The Leland Township Board concurs with proposed plans by two local developers to clean up the county courthouse property using tax dollars provided through the state's Brownfield Redevelopment process.
At its meeting Monday, the board unanimously approved a resolution of concurrence supporting an application by Varley-Kelly Properties, L.L.C., for a proposed Brownfield Redevelopment plan for the county courthouse property. The county’s Brownfield Redevelopment Authority has already endorsed the Varley-Kelly plan, and the county Board of Commissioners will hold a public hearing at 7 p.m. on Tuesday as part of its regular monthly meeting. The county board is expected to take action that evening on recommending the plan for approval to the state’s Brownfield Redevelopment Authority.
Mac McClelland, an engineer with Otwell Mawby, P.C., of Traverse City, represents county residents Gene Kelly and Jim Varley in the Brownfield Redevelopment process. An environmental assessment conducted on the property earlier this year shows groundwater for part of the property is contaminated above acceptable levels. According to McClelland, the assessment also show the presence of metals fairly close to the surface of the ground at different sites around the property.
“The contamination in the ground most likely came from an iron works and slagging operation on the property during the 1880s,” he said. The groundwater contamination is believed to have come from an underground storage tank located near the former county jail site that developed a leak.
McClelland said to make the property usable again, Varley-Kelly must go through the Brownfield Redevelopment process. “We will either have to remove the contamination, or cover it up,” he said as to how they will handle the excess metals in the ground. With the groundwater contamination, the developers will have to install a central water system rather than have individual wells for each proposed dwelling unit.
The maximum cost for addressing the environmental concerns is $963,125. Kelly said the cost includes demolition of the existing buildings, other than the historic jail, once the county government moves to its new center off of M-204 in Suttons Bay Township sometime early next year.

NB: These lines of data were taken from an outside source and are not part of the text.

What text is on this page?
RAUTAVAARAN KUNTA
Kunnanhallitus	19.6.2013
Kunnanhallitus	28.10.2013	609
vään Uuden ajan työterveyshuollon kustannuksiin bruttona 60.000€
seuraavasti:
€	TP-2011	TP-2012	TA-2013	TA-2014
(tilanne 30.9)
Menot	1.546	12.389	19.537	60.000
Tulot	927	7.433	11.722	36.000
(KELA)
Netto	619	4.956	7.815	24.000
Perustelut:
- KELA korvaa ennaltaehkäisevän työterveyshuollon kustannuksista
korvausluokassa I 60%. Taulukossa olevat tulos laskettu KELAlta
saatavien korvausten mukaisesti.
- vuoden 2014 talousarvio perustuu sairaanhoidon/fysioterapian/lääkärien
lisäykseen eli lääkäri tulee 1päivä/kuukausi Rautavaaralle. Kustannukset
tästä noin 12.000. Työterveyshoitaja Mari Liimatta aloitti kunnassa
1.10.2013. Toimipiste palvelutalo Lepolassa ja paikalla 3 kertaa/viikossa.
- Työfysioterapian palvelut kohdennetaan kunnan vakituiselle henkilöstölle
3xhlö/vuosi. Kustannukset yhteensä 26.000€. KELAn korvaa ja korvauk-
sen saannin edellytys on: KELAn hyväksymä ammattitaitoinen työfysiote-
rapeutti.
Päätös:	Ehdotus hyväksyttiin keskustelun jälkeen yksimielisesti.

Developers originally thought they would pay for the demolition by applying for a Michigan Department Environmental Quality (DEQ) grant. Kelly said it was later learned the grants are only given to projects where job creation is the main objective. Instead, the two men are applying for a low interest loan through the DEQ to pay for the demolition and site restoration.
If the state approves the proposed Brownfield Redevelopment plan, the county Brownfield Redevelopment Authority will recover the costs using tax increment financing and repay the state.
McClelland said the plan calls for the state to “capture” all state and most local tax revenues to be generated by the property over a 13-year period. Currently, Leland Township receives no property tax revenues from the courthouse property since its is owned by the county government.
If sale of the property is completed to Varley-Kelly in the spring of 2008 and they proceed with their proposed plans to develop the land into a residential project, the county authority would not start capturing tax revenues until 2009. McClelland said once the project is fully built out, which is expected to take four years starting in 2008, the property will generate $120,000 in tax revenues in 2012.
The authority may only capture tax revenues on the property until the $963,125 debt is paid off. McClelland said it could take as long as 13 years to pay the debt. During that time the only local government body that would receive any property tax revenues from the Varley-Kelly project would be Leland Public School for its debt-retirement millage.
McClelland said if it looks like 13 years will not enough time to cover this cost, the county authority may extend the tax revenue capture period up to an additional five years without any other approval required.
Leland Township Board members made no comment about this caveat in the Varley-Kelly redevelopment plan. But, District No. 5 county Commissioner David “Chauncey” Shiflett, who is a member of the county Brownfield Redevelopment Authority, said it is highly unlikely the county would do that.
Clerk Jane Keen asked McClelland why the township should endorse a plan that includes having public tax dollars pay for a private property’s central drinking well system.
McClelland said if the Brownfield Redevelopment plan is not approved, odds are Varley and Kelly would not proceed with purchasing the property and the township would not receive any new property tax revenues now or in the near future.